If you have a sidewalk or any time you have walked on a sidewalk you have seen weeds growing through cracks and even the tiny separations in the pathway. That said, weeds can easily work their way around and over the edges of landscape fabric if you don't pay attention to generously overlapping the pieces.
Measure the area you want to cover with fabric and make sure you overlap the edges approximately 8 inches and allow a 2-inch overhang of the fabric around the perimeter. You can always tuck it under later on once the fabric has been secured. In general, landscaped beds have a border so you can easily tuck the excess fabric along the perimeter by pushing it down between the soil and the border. A putty knife works really well to tuck and conceal the fabric edges.
Pulling Out Weeds in Garden
It's actually quite easy to install landscape fabric:
Level The Soil
After you have made all your modifications, it's time to level the soil by breaking up any hard clods and raking the surface until it's smooth.
Place The Fabric
Place the fabric with the rough side facing down. This helps the fabric stay in place while you are working.
Pin The Fabric In Place
Insert a pin every 8 to 10 inches along the edges of the fabric and make sure they are 12 inches apart within the center of the fabric. Do not skimp on pins or the fabric could come loose in as little as a month.
Cut Round Holes
Using a very sharp utility knife, you have to cut round holes to place your plants. Make sure the holes are large enough to place the plants you have selected.
Cover The Fabric With Mulch
You have to cover the fabric with 2 to 3 inches of mulch. The layer will help the pins hold it down, will protect it from UV rays, and will benefit the ground underneath the fabric by retaining moisture. The mulch will add a beautiful finish to your landscaping.
Gardener Walking on Nursery Fabric
You can plant ground cover instead of landscape fabric.
If you are someone who just does not want to work with landscape fabric, try applying a quick, thick ground cover to control weeds. It's incredibly natural and an excellent alternative in perennial beds and borders to keep weeds down. There are several varieties to choose from including creeping juniper that spreads out and forms a dense green surface to get rid of weeds. Just don't think ground cover is a foolproof alternative. For some reason, weeds always find ways to grow where you would least expect them.

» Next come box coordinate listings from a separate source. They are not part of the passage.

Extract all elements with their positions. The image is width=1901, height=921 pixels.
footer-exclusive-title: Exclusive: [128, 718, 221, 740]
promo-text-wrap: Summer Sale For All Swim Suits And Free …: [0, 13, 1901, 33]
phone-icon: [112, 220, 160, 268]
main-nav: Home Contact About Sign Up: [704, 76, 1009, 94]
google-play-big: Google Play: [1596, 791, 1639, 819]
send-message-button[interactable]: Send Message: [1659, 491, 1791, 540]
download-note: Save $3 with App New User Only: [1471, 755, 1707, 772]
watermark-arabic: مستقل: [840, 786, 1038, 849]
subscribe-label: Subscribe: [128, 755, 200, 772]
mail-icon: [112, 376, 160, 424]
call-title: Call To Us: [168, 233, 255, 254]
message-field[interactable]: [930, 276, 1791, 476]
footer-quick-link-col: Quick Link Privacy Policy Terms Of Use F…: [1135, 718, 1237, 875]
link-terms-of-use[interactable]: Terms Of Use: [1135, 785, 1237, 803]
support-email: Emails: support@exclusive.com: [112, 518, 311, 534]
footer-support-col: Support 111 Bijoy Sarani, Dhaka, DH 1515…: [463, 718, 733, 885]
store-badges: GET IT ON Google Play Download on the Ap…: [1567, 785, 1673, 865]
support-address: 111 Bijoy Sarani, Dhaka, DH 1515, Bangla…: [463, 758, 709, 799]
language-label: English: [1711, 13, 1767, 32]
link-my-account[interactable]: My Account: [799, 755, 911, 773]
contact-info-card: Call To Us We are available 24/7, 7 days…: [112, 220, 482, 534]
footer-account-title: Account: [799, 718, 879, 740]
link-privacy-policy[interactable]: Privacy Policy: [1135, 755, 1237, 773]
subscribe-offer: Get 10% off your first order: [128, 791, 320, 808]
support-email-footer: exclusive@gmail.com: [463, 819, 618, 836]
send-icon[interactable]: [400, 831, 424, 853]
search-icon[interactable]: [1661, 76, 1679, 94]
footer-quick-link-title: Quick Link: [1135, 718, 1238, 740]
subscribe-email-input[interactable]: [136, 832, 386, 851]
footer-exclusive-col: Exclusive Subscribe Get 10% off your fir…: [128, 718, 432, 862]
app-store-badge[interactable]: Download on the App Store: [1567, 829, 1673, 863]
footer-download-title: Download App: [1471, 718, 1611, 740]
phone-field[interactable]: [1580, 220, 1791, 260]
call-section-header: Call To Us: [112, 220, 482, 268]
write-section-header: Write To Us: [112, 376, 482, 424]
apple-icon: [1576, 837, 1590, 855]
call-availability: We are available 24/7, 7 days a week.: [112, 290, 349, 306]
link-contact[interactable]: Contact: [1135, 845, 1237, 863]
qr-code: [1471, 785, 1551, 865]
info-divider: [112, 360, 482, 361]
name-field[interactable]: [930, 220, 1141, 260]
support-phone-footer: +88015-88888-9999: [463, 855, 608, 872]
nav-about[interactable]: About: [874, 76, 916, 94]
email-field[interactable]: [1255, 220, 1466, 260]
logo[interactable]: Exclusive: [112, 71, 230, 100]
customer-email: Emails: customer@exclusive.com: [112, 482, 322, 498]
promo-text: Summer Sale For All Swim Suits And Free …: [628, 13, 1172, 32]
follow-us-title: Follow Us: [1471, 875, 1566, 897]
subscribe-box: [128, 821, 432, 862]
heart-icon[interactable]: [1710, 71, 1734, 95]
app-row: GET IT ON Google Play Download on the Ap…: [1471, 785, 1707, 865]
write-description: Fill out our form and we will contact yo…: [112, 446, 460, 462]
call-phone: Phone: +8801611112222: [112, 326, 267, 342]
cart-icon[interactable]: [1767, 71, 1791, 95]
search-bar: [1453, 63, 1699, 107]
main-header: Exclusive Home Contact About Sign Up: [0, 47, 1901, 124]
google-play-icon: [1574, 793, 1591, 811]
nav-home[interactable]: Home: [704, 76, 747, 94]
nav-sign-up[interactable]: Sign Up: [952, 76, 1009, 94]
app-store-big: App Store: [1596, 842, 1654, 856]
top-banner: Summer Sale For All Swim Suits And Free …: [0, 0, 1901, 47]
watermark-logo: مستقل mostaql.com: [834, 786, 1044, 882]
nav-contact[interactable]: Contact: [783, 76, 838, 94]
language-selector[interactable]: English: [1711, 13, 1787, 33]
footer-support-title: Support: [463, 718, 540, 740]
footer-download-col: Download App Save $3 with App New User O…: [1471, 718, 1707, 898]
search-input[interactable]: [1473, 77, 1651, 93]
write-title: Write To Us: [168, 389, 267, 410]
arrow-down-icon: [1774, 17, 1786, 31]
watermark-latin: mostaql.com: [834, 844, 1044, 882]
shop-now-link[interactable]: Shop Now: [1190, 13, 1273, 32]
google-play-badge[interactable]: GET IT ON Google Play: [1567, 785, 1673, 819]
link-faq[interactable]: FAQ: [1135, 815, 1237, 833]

Be careful when using plastic -
Plastic does not decompose but does tend to tear. After a few years, you will have to remove and replace it. Also, if not used properly used it could cut off air to your plants. As an example, laying plastic landscape sheeting above the soil for some projects is a great choice such as preventing weeds from growing between the stones used for cobblestone walkways. For other areas including gardens, your plants need to have air to survive so plastic is not the best choice. You should reconsider fabric as the better alternative.
Place mulch on top of the landscape fabric. Pre-emergent herbicides are applied to the soil after your plants are established and will not harm them. It will not kill existing weeds but will keep new weed seeds from sprouting. You should check on the mulch annually and replace it when needed.
Whatever mulch you choose, keep an eye out for any loss of coverage from the mulch. As the seasons change you are likely to lose some of the coverage due to weather, wind, foot traffic, etc.
In this day and age, no one has the time to spend countless hours in their gardens and flower beds. Many gardeners do not have hours on end to keep flower beds and rock gardens free of weeds. Using a good quality weed control fabric can reduce your time pulling weeds and worrying about the soil quality for your plants. The fabric will keep the soil moist which means you will be able to conserve water!